Beginner-level documentation about structured data for GLAM-Wiki. Please help to improve!

And finally, GLAM-Wiki projects need solid technical infrastructure to contribute content to Wikimedia projects at scale – now also with support for structured data. Up until present, GLAM-Wiki collaborations around the world have flourished thanks to many dedicated batch upload, statistics and curation tools built by Wikimedia volunteers. In order to make this technical infrastructure more sustainable, Wikimedia Sverige (WMSE) is currently growing its capacity to become a GLAM Hub for the Wikimedia movement, and this includes the development of GLAM-Wiki tools that support structured data. If you want to stay informed, keep an eye on the meta.wikimedia.org page about this initiative!

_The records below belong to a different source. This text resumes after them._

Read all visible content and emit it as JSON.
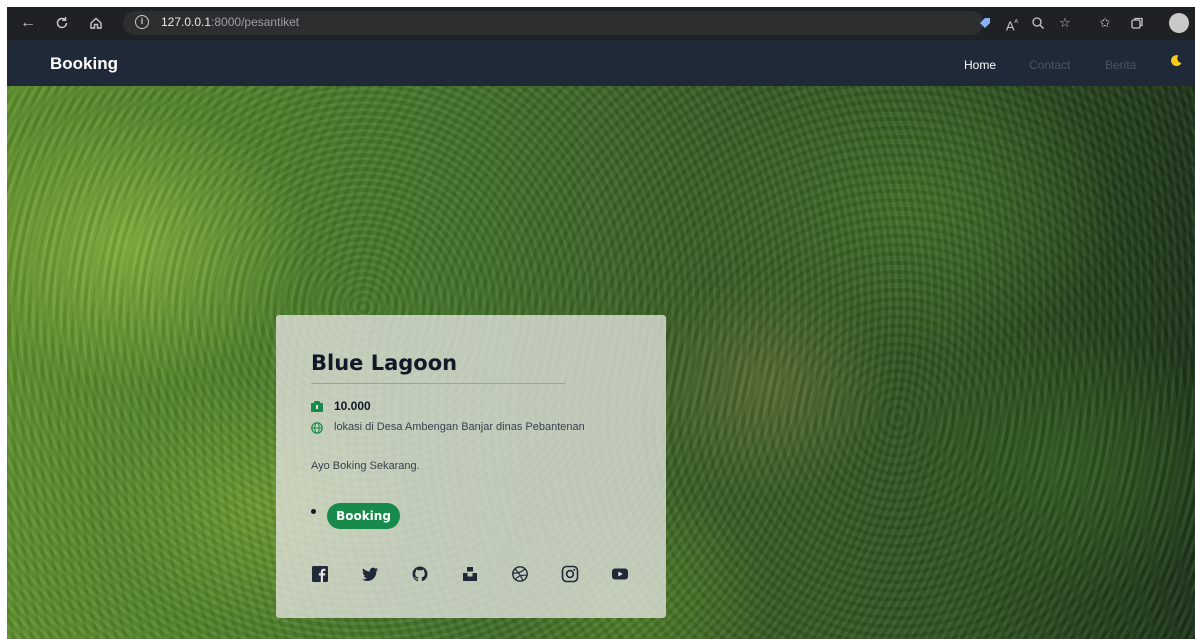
{
  "browser": {
    "url_host": "127.0.0.1",
    "url_rest": ":8000/pesantiket"
  },
  "navbar": {
    "brand": "Booking",
    "links": [
      {
        "label": "Home",
        "active": true
      },
      {
        "label": "Contact",
        "active": false
      },
      {
        "label": "Berita",
        "active": false
      }
    ]
  },
  "card": {
    "title": "Blue Lagoon",
    "price": "10.000",
    "location": "lokasi di Desa Ambengan Banjar dinas Pebantenan",
    "cta_text": "Ayo Boking Sekarang.",
    "button_label": "Booking",
    "social_icons": [
      "facebook-icon",
      "twitter-icon",
      "github-icon",
      "unsplash-icon",
      "dribbble-icon",
      "instagram-icon",
      "youtube-icon"
    ]
  },
  "colors": {
    "navbar_bg": "#1f2937",
    "accent": "#178a4c",
    "moon": "#facc15"
  }
}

This is the last of a series of blog posts on Wikimedia Space about GLAM pilot projects with Structured Data on Wikimedia Commons. Earlier posts are:

4 Likes

I indeed welcome all responses, thoughts and feedback, and am watching this thread! :hugs:

You might want to read and contribute to the discussion at https://commons.wikimedia.org/wiki/Commons:Village_pump#Depicts where even some ardent fans of Wikidata are questioning the way that data is populating the structured data tool and the fact that it is anything but structured and an opportunity for some creative vandalism at worst or complete overload with irrelevant, unstructured data at best.

I am indeed following that discussion closely. It focuses on the impact of the computer-aided tagging tool, which I think is not very useful for GLAM purposes. GLAM-related projects indeed need high-quality, detailed structured data; that’s what the majority of GLAM pilot projects have looked at, and what I will continue to advise the GLAM-Wiki community to work with.

It’s pretty good for finding EXACTLY what you are looking for. But there is still a lot of files that needs some structured data.